I was therefore comfortable being described by the press as a Labour activist. Although my Labour activism perhaps should not have been given quite so much prominence, I was more concerned about being described as a ‘heckler’, which I was not. In the end, it is because of my Labour values that I care about the NHS and public services, and I am very proud of them. As I pointed out to Laura Kuenssberg at the time, ‘Labour activist cares about the NHS’ is hardly a huge scoop.

I’m entirely comfortable with being described as a Labour activist, but that does not mean it is appropriate to use that term in other contexts – such as for journalists, especially when that approach is not applied fairly across the board. Still, in my case, I thought it was a legitimate piece of information that much of the public would want to be told.

Kuenssberg also came in for criticism for tweeting a link to my Twitter with the words “this is him” – allegedly encouraging a Twitter pile on. My feeling is that this was caused more by thoughtlessness than malign intent. I also believe that many of the criticisms of Kuenssberg, including in this case, were motivated by misogyny. Her male colleagues do not get the same treatment. It is for these reasons that I publicly defended Laura Kuenssberg, saying that she is “doing her job without fear or favour, which is a vital part of democracy”.

My criticism of the British media is about structural and systemic problems rather than individual journalists. For example, many broadcast journalists seem rather trigger happy with tweeting before properly checking out and scrutinising pronouncements from No10 and party spokespersons. The way that the pool operates is also questionable; the day I spoke to the Prime Minister they’d agreed to film but not interview him at Whipps Cross hospital. They would have essentially filmed an advert for the Conservatives if I had not intervened.

My main concern about being described so prominently as a Labour activist by the press is that it may deter others from party politics. Political parties are vital to our democracy and they can only function properly if everyone feels free to be involved in them. We should all raise a glass to political activists.

After my encounter with the Prime Minister, the chief executive of Whipps Cross Hospital visited our daughter’s room every day.
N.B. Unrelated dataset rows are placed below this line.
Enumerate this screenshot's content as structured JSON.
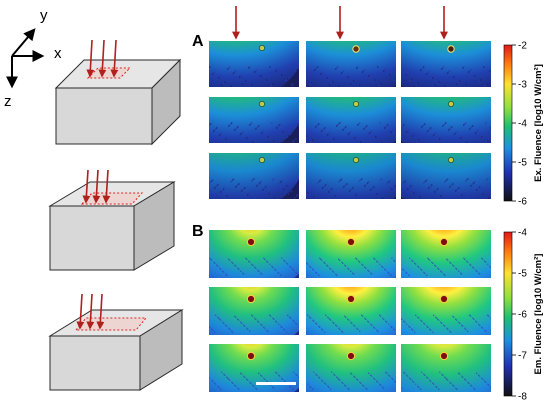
{
  "axes": {
    "x": "x",
    "y": "y",
    "z": "z"
  },
  "panels": {
    "A": {
      "label": "A",
      "colorbar": {
        "title": "Ex. Fluence [log10 W/cm²]",
        "ticks": [
          "-2",
          "-3",
          "-4",
          "-5",
          "-6"
        ]
      }
    },
    "B": {
      "label": "B",
      "colorbar": {
        "title": "Em. Fluence [log10 W/cm²]",
        "ticks": [
          "-4",
          "-5",
          "-6",
          "-7",
          "-8"
        ]
      }
    }
  },
  "colors": {
    "arrow": "#b0201c",
    "target": "#e02020",
    "box_face": "#d8d8d8",
    "box_edge": "#2a2a2a"
  }
}
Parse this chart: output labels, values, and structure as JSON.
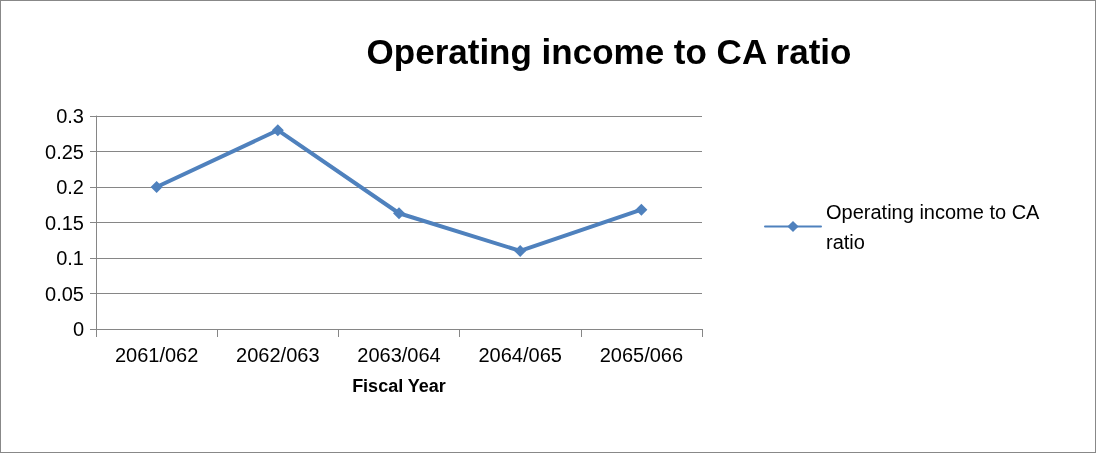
{
  "chart_data": {
    "type": "line",
    "title": "Operating income to CA ratio",
    "xlabel": "Fiscal Year",
    "categories": [
      "2061/062",
      "2062/063",
      "2063/064",
      "2064/065",
      "2065/066"
    ],
    "series": [
      {
        "name": "Operating income to CA ratio",
        "color": "#4f81bd",
        "values": [
          0.2,
          0.28,
          0.163,
          0.11,
          0.168
        ]
      }
    ],
    "ylim": [
      0,
      0.3
    ],
    "yticks": [
      0,
      0.05,
      0.1,
      0.15,
      0.2,
      0.25,
      0.3
    ],
    "grid": "y",
    "legend": "right",
    "marker": "diamond",
    "line_style": "solid"
  }
}
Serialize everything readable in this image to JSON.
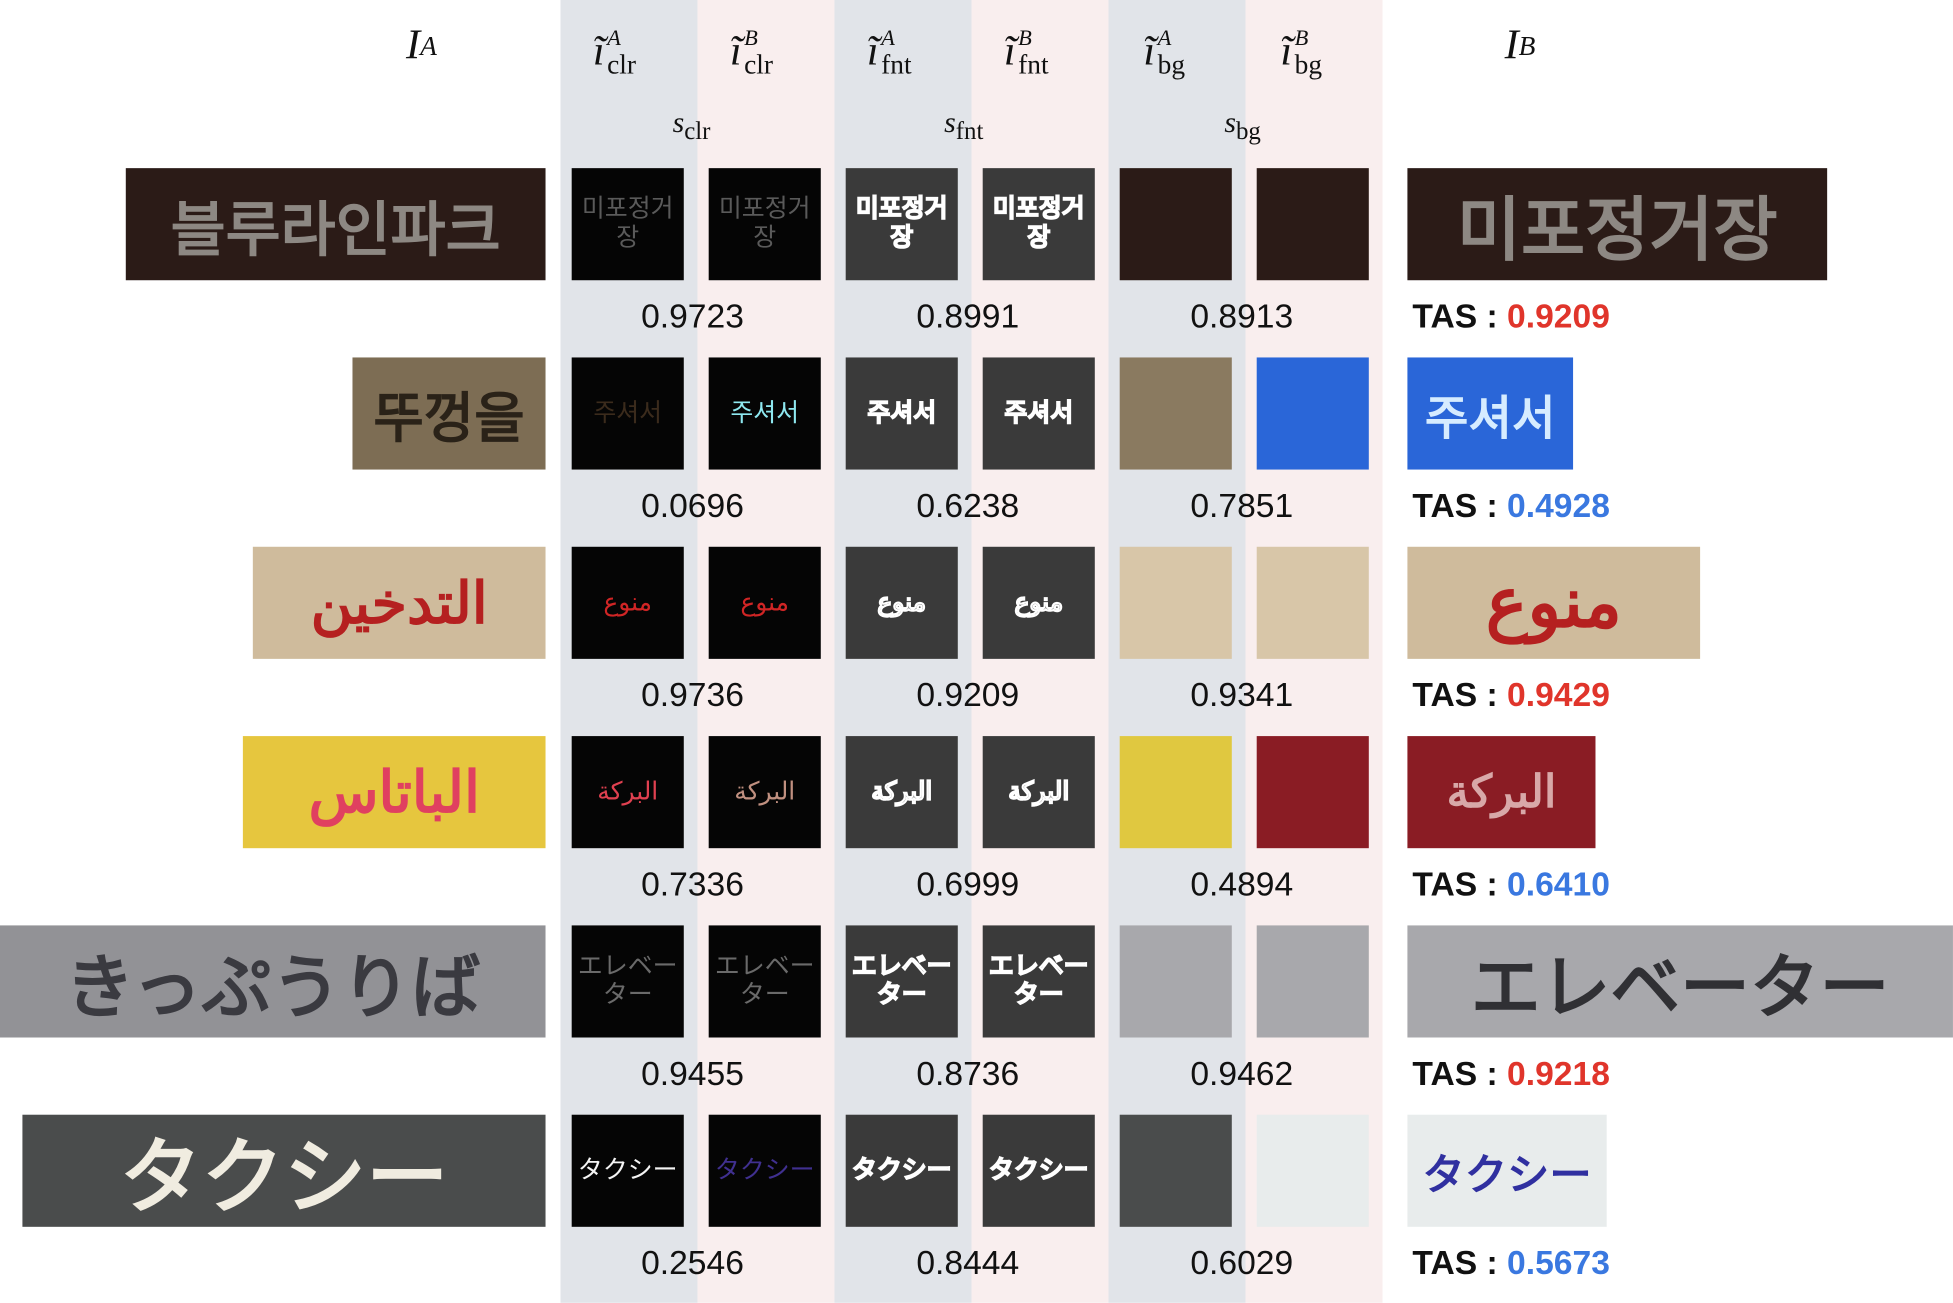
{
  "headers": {
    "ia": {
      "base": "I",
      "sub": "A"
    },
    "ib": {
      "base": "I",
      "sub": "B"
    },
    "cols": [
      {
        "base": "ĩ",
        "sup": "A",
        "sub": "clr"
      },
      {
        "base": "ĩ",
        "sup": "B",
        "sub": "clr"
      },
      {
        "base": "ĩ",
        "sup": "A",
        "sub": "fnt"
      },
      {
        "base": "ĩ",
        "sup": "B",
        "sub": "fnt"
      },
      {
        "base": "ĩ",
        "sup": "A",
        "sub": "bg"
      },
      {
        "base": "ĩ",
        "sup": "B",
        "sub": "bg"
      }
    ],
    "scores": [
      {
        "base": "s",
        "sub": "clr"
      },
      {
        "base": "s",
        "sub": "fnt"
      },
      {
        "base": "s",
        "sub": "bg"
      }
    ]
  },
  "tas_label": "TAS : ",
  "colors": {
    "high": "#e0352b",
    "low": "#3a78e0",
    "band_a": "#e1e4e9",
    "band_b": "#f9eeee"
  },
  "rows": [
    {
      "ia_text": "블루라인파크",
      "ib_text": "미포정거장",
      "s_clr": "0.9723",
      "s_fnt": "0.8991",
      "s_bg": "0.8913",
      "tas": "0.9209",
      "tas_level": "high"
    },
    {
      "ia_text": "뚜껑을",
      "ib_text": "주셔서",
      "s_clr": "0.0696",
      "s_fnt": "0.6238",
      "s_bg": "0.7851",
      "tas": "0.4928",
      "tas_level": "low"
    },
    {
      "ia_text": "التدخين",
      "ib_text": "منوع",
      "s_clr": "0.9736",
      "s_fnt": "0.9209",
      "s_bg": "0.9341",
      "tas": "0.9429",
      "tas_level": "high"
    },
    {
      "ia_text": "الباتاس",
      "ib_text": "البركة",
      "s_clr": "0.7336",
      "s_fnt": "0.6999",
      "s_bg": "0.4894",
      "tas": "0.6410",
      "tas_level": "low"
    },
    {
      "ia_text": "きっぷうりば",
      "ib_text": "エレベーター",
      "s_clr": "0.9455",
      "s_fnt": "0.8736",
      "s_bg": "0.9462",
      "tas": "0.9218",
      "tas_level": "high"
    },
    {
      "ia_text": "タクシー",
      "ib_text": "タクシー",
      "s_clr": "0.2546",
      "s_fnt": "0.8444",
      "s_bg": "0.6029",
      "tas": "0.5673",
      "tas_level": "low"
    }
  ]
}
He said that the hospital needed a complete rebuild. Whipps Cross is just one example of how our NHS is falling apart. Hospitals are crumbling, equipment is broken and repairs are not being done. Over the past decade, as part of austerity, money that was meant to be spent on equipment and buildings was diverted towards day-to-day running costs.

Because of this crisis, I have launched a petition for the government to provide the funding needed to remove the maintenance backlog and make sure that proper funding is in place for NHS buildings and equipment.

I am also campaigning for Labour in the general election, because Labour’s rescue plan is the only way to protect the NHS. Labour has pledged an extra £15bn over five years for new buildings and equipment. Labour would also raise NHS spending on capital projects to the average of other developed countries, which we are currently far below.

We need a Labour government because all NHS staff deserve to work in good conditions and to have the equipment they require to do the best job they can. Patients, too, deserve decent hospitals with safe, functioning infrastructure and equipment. We need to rebuild our NHS.